A Scientist's Perspective

A Scientist's Perspective

A Scientist's Perspective

“We Are All in This Together”

April 29, 2020, by SSSC

Herd Immunity & Flattening the Curve

There are two ways for the current pandemic to end, and both depend on having a critical proportion of the world’s population being immune to the virus. Under the first scenario we develop a vaccine and a sufficient number of people are vaccinated against the virus. The other way is that a sufficient number of people develop immunity after contracting the illness.  We are unlikely to develop a usable vaccine in the very near future so, for now, we have to depend the latter way to end the pandemic.

When a sufficient number of people become immune transmission of the virus ends and the population is said to have developed “herd immunity”.  The term derives from studies conducted about a hundred years ago involving disease transmission in mice. Modern epidemiologists believe herd immunity is complete when around 90% of the population is immune to the disease. At a lower percentage the effect of herd immunity is to reduce the number of infections. The percentage of the population at which the number of infections starts decreasing depends on how contagious the virus is. Epidemiologists use a number when referring to the degree of contagiousness is called R0, which also called the “reproduction number”. It represents the average number of people infected by a person carrying the virus.

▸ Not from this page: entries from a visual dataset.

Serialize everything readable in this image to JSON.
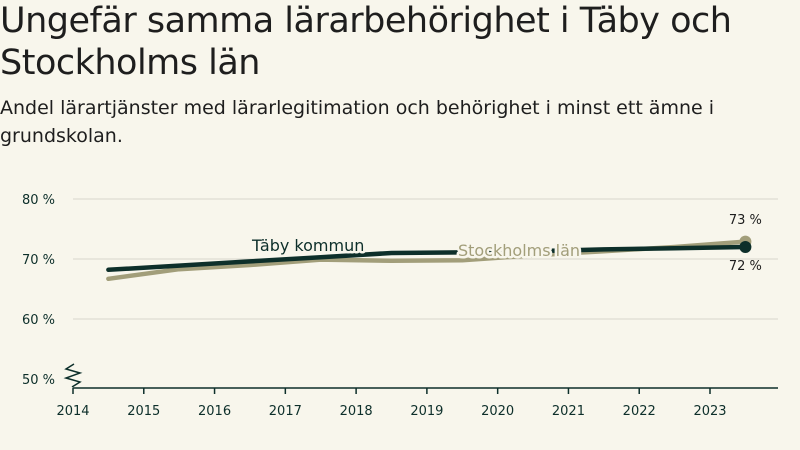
{
  "chart_data": {
    "type": "line",
    "title": "Ungefär samma lärarbehörighet i Täby och Stockholms län",
    "subtitle": "Andel lärartjänster med lärarlegitimation och behörighet i minst ett ämne i grundskolan.",
    "xlabel": "",
    "ylabel": "",
    "x": [
      2014,
      2015,
      2016,
      2017,
      2018,
      2019,
      2020,
      2021,
      2022,
      2023
    ],
    "x_tick_labels": [
      "2014",
      "2015",
      "2016",
      "2017",
      "2018",
      "2019",
      "2020",
      "2021",
      "2022",
      "2023"
    ],
    "y_ticks": [
      80,
      70,
      60,
      50
    ],
    "y_tick_labels": [
      "80 %",
      "70 %",
      "60 %",
      "50 %"
    ],
    "ylim": [
      50,
      80
    ],
    "grid": true,
    "series": [
      {
        "name": "Täby kommun",
        "color": "#0d2f2a",
        "x": [
          2014.5,
          2015.5,
          2016.5,
          2017.5,
          2018.5,
          2019.5,
          2020.5,
          2021.5,
          2022.5,
          2023.5
        ],
        "values": [
          68.2,
          68.9,
          69.6,
          70.3,
          71.0,
          71.1,
          71.3,
          71.6,
          71.8,
          72.0
        ],
        "end_label": "72 %"
      },
      {
        "name": "Stockholms län",
        "color": "#a29e7a",
        "x": [
          2014.5,
          2015.5,
          2016.5,
          2017.5,
          2018.5,
          2019.5,
          2020.5,
          2021.5,
          2022.5,
          2023.5
        ],
        "values": [
          66.7,
          68.3,
          69.0,
          69.9,
          69.7,
          69.8,
          70.6,
          71.3,
          72.0,
          72.9
        ],
        "end_label": "73 %"
      }
    ]
  }
}
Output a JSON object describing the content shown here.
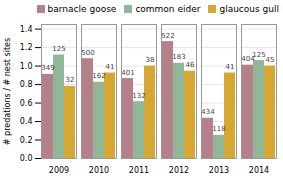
{
  "chart_data": {
    "type": "bar",
    "categories": [
      "2009",
      "2010",
      "2011",
      "2012",
      "2013",
      "2014"
    ],
    "series": [
      {
        "name": "barnacle goose",
        "color": "#b5808a",
        "values": [
          0.91,
          1.08,
          0.865,
          1.265,
          0.435,
          1.01
        ],
        "n": [
          349,
          500,
          401,
          522,
          434,
          404
        ]
      },
      {
        "name": "common eider",
        "color": "#90b898",
        "values": [
          1.12,
          0.825,
          0.615,
          1.03,
          0.25,
          1.06
        ],
        "n": [
          125,
          162,
          132,
          183,
          118,
          125
        ]
      },
      {
        "name": "glaucous gull",
        "color": "#d4a832",
        "values": [
          0.78,
          0.925,
          1.0,
          0.945,
          0.925,
          1.0
        ],
        "n": [
          32,
          41,
          38,
          46,
          41,
          45
        ]
      }
    ],
    "ylabel": "# predations / # nest sites",
    "ylim": [
      0,
      1.45
    ],
    "yticks": [
      {
        "value": 0.0,
        "label": "0.0"
      },
      0.2,
      0.4,
      0.6,
      0.8,
      {
        "value": 1.0,
        "label": "1.0"
      },
      1.2,
      1.4
    ],
    "grid": true,
    "legend": "upper right"
  }
}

So, if people with a virus typically infect another 2 people then the virus has an R0 equal to 2.0.  Imagine there a 1,000 infected people in the population, soon another 2,000 will be infected and they will infect another 4,000, and so on. Now, if 50% of the people are immune, then the 1,000 people will only infect another 1,000 and they, in turn, will infect another 1,000, and so forth. This percentage of people with immunity is called the “critical immunity level”.  It is the point at which the number of infected people can’t increase. As the percentage of immune people increases beyond the critical immunity level the number of infections will start falling until herd immunity is complete. The COVID-19 virus has an R0 somewhere between 2 and 3, which means that herd immunity will start to develop once 50% to 66% are immune.

This is the basic model for herd immunity and it makes a number of simplifying assumptions. The model assumes that populations mix randomly and transmit the disease randomly and that R0 is constant. The models used by epidemiologists are much more sophisticated, but the the basic concepts outlined above are at their core. One important observation they have made is that we can reduce R0 by social distancing. The value of these ideas has been demonstrated in the US by our virtual eradication of polio and smallpox through vaccination programs.

Unfortunately, there is no vaccine for COVID-19 and this will have significant consequences. There are around 328 M people in the US and on April 24 the Johns Hopkins Coronavirus Resource Center reported around 900,000 known cases of COVID-19. Assuming no mortality and that exposure results in immunity that means less than 1% of the US population that may have immunity. Even if testing has identified only a small percentage of the actual cases it is clear we have a long way to go before herd immunity starts helping. The time it takes us to get to that critical immunity level is a function of how many people we contact each day. If we didn’t do anything then we would get to that point very quickly; think of New York. The point of social distancing is to reduce the R0 for the virus, so that the spread is slowed down. A large number of us are still going to get the disease, but we want that to happen over a long time period so we don’t overwhelm the health care system. This is what is meant by “flattening the curve”. It won’t necessarily reduce the ultimate number of infections, but it will increase the number of people that can survive this scourge by ensuring the health care system can absorb them.

This article was authored by our Research Director, Ron Heintz, and is informed by his curiosity about the pandemic and more than 30 years of experience as a research scientists working in population biology, toxicology and nutrition. He is neither an epidemiologist, virologist, pathologist, nor a physician. The purpose of the article is to provide some detailed information about the science underlying issues developing out of the COVID-19 pandemic.